De vakbeurs is dan al uitgebreid met een personeelsmarkt, die werkgevers en werknemers in de ICT-branche bij elkaar weet te brengen, een noodzakelijke uitbreiding want de krapte op de arbeidsmarkt laat zich al goed voelen.
De spontane naamsbekendheid van The InterNetworking Event schommelt bij bezoekers rond de 80 procent. 60 procent van de niet-bezoekers kent de beurs eveneens. Maar dat is geen reden om rustig achterover te leunen. Vorig jaar heeft de RAI de beursformule – de combinatie van marktontwikkelingen, educatie en ontspanning – nog eens op zijn houdbaarheid getoetst met een enquête onder bezoekers, wegblijvers en exposanten. Die drie doelgroepen bleken tamelijk eensgezind: The InterNetworking Event dient overzichtelijker te worden. Dat overzicht was met de onstuimige groei in het gedrang gekomen. De drieënhalf uur die de gemiddelde beursbezoeker op The InterNetworking Event doorbrengt wil hij efficiënt gebruiken, al was het maar om te netwerken en, heel gewoon, zaken te doen.
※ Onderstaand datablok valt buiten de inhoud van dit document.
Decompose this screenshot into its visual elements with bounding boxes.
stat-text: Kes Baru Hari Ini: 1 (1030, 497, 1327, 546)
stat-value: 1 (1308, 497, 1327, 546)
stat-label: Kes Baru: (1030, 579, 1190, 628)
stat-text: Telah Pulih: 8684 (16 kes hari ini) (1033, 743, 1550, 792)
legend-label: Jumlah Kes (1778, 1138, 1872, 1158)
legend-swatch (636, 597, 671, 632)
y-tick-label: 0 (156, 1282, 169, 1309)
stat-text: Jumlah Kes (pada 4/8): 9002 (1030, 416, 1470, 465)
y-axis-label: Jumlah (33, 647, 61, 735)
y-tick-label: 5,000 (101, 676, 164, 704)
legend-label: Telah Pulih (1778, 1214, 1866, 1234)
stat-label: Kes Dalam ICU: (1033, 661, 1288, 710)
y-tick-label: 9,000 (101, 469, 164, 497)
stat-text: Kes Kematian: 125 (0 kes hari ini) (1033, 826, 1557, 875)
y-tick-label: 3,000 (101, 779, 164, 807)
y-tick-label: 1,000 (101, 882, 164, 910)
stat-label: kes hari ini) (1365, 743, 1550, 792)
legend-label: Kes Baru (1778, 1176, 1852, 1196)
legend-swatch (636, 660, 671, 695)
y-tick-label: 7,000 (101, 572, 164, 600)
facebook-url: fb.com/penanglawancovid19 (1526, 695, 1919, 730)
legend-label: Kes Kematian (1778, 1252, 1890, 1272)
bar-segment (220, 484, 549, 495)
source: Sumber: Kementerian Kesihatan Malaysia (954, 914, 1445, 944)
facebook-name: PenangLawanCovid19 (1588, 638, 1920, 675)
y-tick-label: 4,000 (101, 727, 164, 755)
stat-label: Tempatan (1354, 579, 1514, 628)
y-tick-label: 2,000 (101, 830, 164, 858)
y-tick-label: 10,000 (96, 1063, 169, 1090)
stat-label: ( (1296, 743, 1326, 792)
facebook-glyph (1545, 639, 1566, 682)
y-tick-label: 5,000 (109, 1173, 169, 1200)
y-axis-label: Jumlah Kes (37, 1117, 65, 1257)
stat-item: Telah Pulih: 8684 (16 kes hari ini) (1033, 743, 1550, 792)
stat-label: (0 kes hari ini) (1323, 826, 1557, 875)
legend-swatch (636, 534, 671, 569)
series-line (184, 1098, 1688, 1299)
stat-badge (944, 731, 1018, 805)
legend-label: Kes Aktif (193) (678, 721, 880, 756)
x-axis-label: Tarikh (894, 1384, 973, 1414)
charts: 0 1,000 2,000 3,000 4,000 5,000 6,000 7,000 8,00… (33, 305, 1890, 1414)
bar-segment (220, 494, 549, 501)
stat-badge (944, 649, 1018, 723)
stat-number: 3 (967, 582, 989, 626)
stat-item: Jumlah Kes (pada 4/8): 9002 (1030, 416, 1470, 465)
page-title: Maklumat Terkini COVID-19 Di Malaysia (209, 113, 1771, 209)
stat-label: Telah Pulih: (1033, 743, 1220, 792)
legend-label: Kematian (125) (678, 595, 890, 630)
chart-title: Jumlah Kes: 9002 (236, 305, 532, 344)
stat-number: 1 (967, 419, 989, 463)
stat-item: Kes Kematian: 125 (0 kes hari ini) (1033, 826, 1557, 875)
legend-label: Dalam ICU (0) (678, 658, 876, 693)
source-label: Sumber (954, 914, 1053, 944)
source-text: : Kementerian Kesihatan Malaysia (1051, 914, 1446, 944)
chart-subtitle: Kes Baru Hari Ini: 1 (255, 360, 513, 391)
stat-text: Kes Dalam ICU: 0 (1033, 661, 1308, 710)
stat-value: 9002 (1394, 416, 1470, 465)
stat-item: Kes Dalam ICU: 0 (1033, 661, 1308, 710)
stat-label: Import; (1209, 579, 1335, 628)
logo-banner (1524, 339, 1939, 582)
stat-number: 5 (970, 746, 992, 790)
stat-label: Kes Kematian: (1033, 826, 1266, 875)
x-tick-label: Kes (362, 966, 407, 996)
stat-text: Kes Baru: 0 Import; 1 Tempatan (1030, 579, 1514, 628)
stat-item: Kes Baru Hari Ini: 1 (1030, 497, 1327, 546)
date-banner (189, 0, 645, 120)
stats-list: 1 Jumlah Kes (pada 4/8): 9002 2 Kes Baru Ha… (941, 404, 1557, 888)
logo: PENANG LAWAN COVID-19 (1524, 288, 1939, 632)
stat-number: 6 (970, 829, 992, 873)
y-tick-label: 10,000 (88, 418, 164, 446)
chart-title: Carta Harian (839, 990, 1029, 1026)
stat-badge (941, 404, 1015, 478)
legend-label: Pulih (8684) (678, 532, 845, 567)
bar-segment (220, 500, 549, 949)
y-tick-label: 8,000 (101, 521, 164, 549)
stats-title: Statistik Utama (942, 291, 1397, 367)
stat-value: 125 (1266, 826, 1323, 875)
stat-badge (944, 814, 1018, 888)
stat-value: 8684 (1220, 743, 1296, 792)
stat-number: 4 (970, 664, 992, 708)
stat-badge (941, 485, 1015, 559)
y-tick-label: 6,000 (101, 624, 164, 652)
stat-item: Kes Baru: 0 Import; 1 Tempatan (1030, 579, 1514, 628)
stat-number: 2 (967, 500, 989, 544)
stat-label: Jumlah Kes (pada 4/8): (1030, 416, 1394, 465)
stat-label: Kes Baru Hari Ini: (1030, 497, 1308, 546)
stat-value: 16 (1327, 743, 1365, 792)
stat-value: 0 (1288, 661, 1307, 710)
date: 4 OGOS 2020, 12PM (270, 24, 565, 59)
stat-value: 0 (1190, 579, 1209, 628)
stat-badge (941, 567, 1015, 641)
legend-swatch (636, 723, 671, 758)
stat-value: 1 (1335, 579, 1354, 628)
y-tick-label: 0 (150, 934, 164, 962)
Daarom heeft de Amsterdamse beursorganisator de beurs dit jaar in zes zogeheten themazones verdeeld: veiligheid, netwerksoftware, software voor toepassing op bedrijf en kantoor, digital imaging, consultancy, en elektronisch zakendoen en telecommunicatie. Daarin is onder meer ruimte voor een draadloos kantoor en on-linegaming, een instrument om herhaalbezoeken op de website te stimuleren. Daarnaast is er een seminarprogramma. Tegelijkertijd is de banenmarkt geschrapt: zakelijke geïnteresseerde bezoekers en studenten liepen elkaar in de weg.
Anno nu blijkt The InterNetworking Event als vakevenement van die 5.600 bezoekers in 1991 via 15.000 belangstellenden in 1996 goed te zijn voor een publiek van 25.000 mensen.